About the Exhibitions:
ICA is pleased to present Tim Rollins and K.O.S. the first major museum retrospective of work by artist, activist, and teacher Tim Rollins and K.O.S. (Kids of Survival), a group of artists originally made up of Rollins’s students from Intermediate School 52 in the South Bronx. Rollins and his students are known for their large, minimalist works of art created on the pages of books cut out and laid in a grid on canvas. Together, they’ve developed a collaborative strategy that combines lessons in reading and writing with the production of works of art.
Rollins and K.O.S. have produced paintings, prints, photographs,
and sculpture based on literary texts such as Franz Kafka's
Amerika, Harriet Jacobs's Incidents in the Life
of a Slave Girl, William Shakespeare's A Midsummer
Night's Dream, and musical scores, including Winterreise
by Franz Schubert. On view in ICA's second floor gallery,
the exhibition will include over 20 works created between
1984 and 2000. The Emmy-award-winning documentary film on
Tim Rollins and K.O.S. will screen continuously in the mezzanine.

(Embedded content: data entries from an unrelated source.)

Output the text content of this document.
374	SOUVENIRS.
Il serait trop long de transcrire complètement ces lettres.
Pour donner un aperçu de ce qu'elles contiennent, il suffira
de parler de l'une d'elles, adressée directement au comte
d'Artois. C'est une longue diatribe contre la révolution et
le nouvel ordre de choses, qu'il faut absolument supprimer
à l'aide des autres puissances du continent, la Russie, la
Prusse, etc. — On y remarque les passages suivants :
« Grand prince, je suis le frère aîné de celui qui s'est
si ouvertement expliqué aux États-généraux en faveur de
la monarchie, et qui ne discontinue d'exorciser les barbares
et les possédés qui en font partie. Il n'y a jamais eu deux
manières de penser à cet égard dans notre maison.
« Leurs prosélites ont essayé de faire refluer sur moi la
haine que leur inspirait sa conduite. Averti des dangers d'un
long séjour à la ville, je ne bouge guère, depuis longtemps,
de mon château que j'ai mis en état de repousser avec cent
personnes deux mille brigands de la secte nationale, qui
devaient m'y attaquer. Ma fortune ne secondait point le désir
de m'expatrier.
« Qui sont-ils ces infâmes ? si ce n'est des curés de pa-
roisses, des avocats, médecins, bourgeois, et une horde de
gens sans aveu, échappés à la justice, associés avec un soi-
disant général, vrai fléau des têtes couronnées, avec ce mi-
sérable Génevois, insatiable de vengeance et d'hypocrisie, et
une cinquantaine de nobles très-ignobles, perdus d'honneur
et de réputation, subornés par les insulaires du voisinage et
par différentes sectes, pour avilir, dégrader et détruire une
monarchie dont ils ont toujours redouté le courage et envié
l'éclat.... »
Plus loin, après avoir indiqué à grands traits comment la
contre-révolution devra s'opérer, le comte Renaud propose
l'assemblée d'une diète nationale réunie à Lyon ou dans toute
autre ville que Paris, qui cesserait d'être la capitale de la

In August 1981, Tim Rollins, then twenty-six years old, was
recruited by George Gallego, principal of Intermediate School
52 in the South Bronx, to develop a curriculum that incorporated
art-making with reading and writing lessons for students who
had been classified as academically or emotionally "at
risk." Rollins told his students on that first day, "Today
we are going to make art, but we are also going to make history."
The collaboration between Rollins and his students soon outgrew
the classroom. Frustrated with the strictures of the public
school system, Rollins opened the Art and Knowledge Workshop,
an after-school program in an abandoned school building five
blocks from IS52. After teaching all day at IS52, Rollins
would meet K.O.S. members at the workshop; homework would
be done and art would be made.
In 1987, Rollins and K.O.S. began using a traveling workshop format to spread the ideas and inspiration behind their project beyond the South Bronx. In 1994, Rollins and K.O.S. moved their operation to a studio in Chelsea. There Rollins and some long-term K.O.S. members rebuilt and expanded the project nationally and internationally, significantly increasing the number of workshops conducted with other schools and arts institutions. Today there are active K.O.S. members in Philadelphia, Memphis, San Francisco, Seattle, and New York.
Rollins and K.O.S.'s decision to exhibit the art that they
had created in their classroom in professional galleries marked
an important turning point in their history; it signaled the
moment they began to distinguish themselves from other teacher-student
collaborations and demanded that their work be engaged first
as fine art. Between the mid-1980s and early-1990s, Rollins
and K.O.S. participated in two Whitney Biennials (1985, 1991)
Documenta (1987), the Venice Biennale (1988), the Carnegie
International (1988) and had solo shows at institutions such
as the Walker Art Center, Minneapolis (1988); Museum für
Gegenwärtskunst Basel, Switzerland (1990); Museum of
Contemporary Art, Los Angeles (1990); and the Hirshhorn Museum
and Sculpture Garden, Washington, DC (1992).
Tim Rollins and K.O.S. is curated by Ian Berry, Malloy Curator of the Frances Young Tang Teaching Museum and Art Gallery at Skidmore College in collaboration with the artists, and is coordinated at the ICA by Kate Kraczon, Assistant Curator. This exhibition is accompanied by a catalogue.